And the Ocean Was Our Sky by Patrick Ness & Rovina Cai
What if Moby Dick were told from the perspective of the whale? This is the question that inspired And The Ocean Was Our Sky, but it doesn’t nearly begin to sum it up. The story is told through the eyes of Bathsheba, the third apprentice in a hunting pod that searches for and destroys the ships of humans, as she tries to reconcile her pacifist desires with the war her kind have waged against humans for centuries.

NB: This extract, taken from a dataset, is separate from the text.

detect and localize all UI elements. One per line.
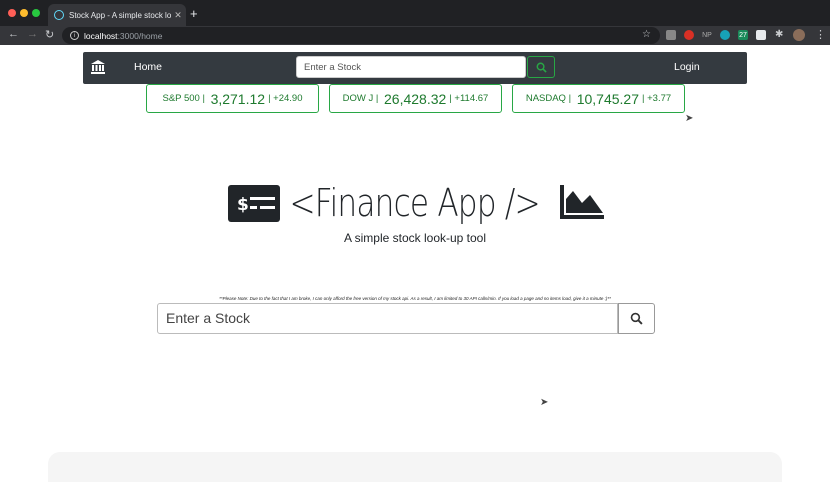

As her pod sets off on its hunt, they quickly come across the trail of someone so evil, so bloodthirsty, that no whale has ever seen them and lived to tell the tale: the infamous Toby Wick. Chasing the clues he leaves behind for them, they lay bare their complicated relationship with the vast ocean, where they rule, and the fact that the air they breathe to stay alive is the same air the humans must breathe. After all, just how different can they be? And can one whale really end the war that has killed countless on both sides?
But as the whales come head-to-head with humans – and head-to-head with their own destructive nature, things only get weirder.
With And The Ocean Was Our Sky, Ness returns to the questions he raised in his ground-breaking Chaos Walking trilogy. Here again he looks at the duality of good and evil, how one can seem like the other, and how they can change and collide in dramatic ways.